As suggested by the Reviewer, the main cell types expressing ACE1, ACE2, TMPRSS2 and ADAM-17 have been mentioned in the manuscript (see page 1, lines 39-40; page 3, lines 102-108 and new Refs. 36-38; page 4, lines 130-131 and new Ref. 42).

 

  1. In page 2, line 62, the authors talk extensively about a retracted article (Mehra et al, N. Engl. J. Med. 2020) and use these results to build an argument. They should not do so, it clearly goes against the spirit of paper retraction. It is not enough to later mention that the article has been retracted.

Authors reply

According to the Reviewer comment on a specific retracted paper (Mehra et al, N. Engl.

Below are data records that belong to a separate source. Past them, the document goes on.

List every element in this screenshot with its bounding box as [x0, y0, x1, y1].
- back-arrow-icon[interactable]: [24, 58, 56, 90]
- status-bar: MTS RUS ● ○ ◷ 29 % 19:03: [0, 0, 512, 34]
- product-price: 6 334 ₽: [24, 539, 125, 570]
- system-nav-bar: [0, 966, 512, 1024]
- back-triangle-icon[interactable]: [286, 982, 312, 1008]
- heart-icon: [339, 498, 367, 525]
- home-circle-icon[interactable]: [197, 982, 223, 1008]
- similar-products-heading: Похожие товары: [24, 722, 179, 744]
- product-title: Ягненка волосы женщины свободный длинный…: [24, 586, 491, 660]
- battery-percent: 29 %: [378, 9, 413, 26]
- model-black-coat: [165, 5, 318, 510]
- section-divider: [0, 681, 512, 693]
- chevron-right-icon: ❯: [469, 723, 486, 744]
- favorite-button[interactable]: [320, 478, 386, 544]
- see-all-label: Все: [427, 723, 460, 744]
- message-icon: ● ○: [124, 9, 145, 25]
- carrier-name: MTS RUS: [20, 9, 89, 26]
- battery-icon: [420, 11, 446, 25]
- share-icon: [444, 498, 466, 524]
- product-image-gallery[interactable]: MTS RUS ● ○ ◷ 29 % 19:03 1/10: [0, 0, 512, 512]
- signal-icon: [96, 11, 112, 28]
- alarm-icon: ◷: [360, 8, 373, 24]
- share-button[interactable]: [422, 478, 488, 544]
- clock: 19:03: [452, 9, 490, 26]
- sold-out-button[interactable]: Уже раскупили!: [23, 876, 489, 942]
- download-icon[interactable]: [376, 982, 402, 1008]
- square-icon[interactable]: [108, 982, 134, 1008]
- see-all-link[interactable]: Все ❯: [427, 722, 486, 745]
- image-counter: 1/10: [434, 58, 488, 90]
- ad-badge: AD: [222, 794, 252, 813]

J. Med. 2020), we firstly deleted the manuscript from the listed references and then completely rephrased the concept in which it was included. As a consequence, concepts and arguments on RAS-antagonists’ usefulness in COVID-19 have been based on the remaining cited references.

 

  1. In page 5, line 224, the authors state that one of the two variants (rs11385942) associated with Covid-19 outcome in the Ellinghaus GWAS study (Ellinghaus et al N. Engl. J. Med. 2020) comprises the solute carrier SLC6A20. This association is used to reinforce the RAS-COVID19 connection. However, they should mention that this variant is located in an intergenic regions spanning multiple genes, at least two of them (LZTFL1, CCR9) located as close to the variant as the one they pick.

Authors reply

The Reviewer comments and suggestions on the results from the GWAS form Ellinghaus et al N. Engl. J. Med. 2020, on the new locus associated to COVID-19 have been integrated and combined with additional information on the several genes included in the associated region. Accordingly, few comments have been included as follow: “Of note, the lead variant (rs11385942) is located in an intergenic region spanning several genes (SLC6A20, LZTFL1, CCR9, FYCO1, CXCR6, XCR1), at least two of them (LZTFL1, CCR9) are closely located and the risk allele GA of rs11385942 is associated with increased expression of SLC6A20 and LZTFL1 in human lung cells.” (see ACE1 and ACE2 paragraph,  page 8, lines 266-2689)

 

  1. Page 8, line 336: "Our hypotheses supporting RAS pathway over-activation as one of the main cause in determining COVID-19 susceptibility and severity, is completely in line with..."
    The term "supporting" is misleading in this context. Hypothesis do not support facts, but the other way around.

Authors reply

The term "supporting" has been replaced with “in favour of” (see Conclusion paragraph: page 11; line 395).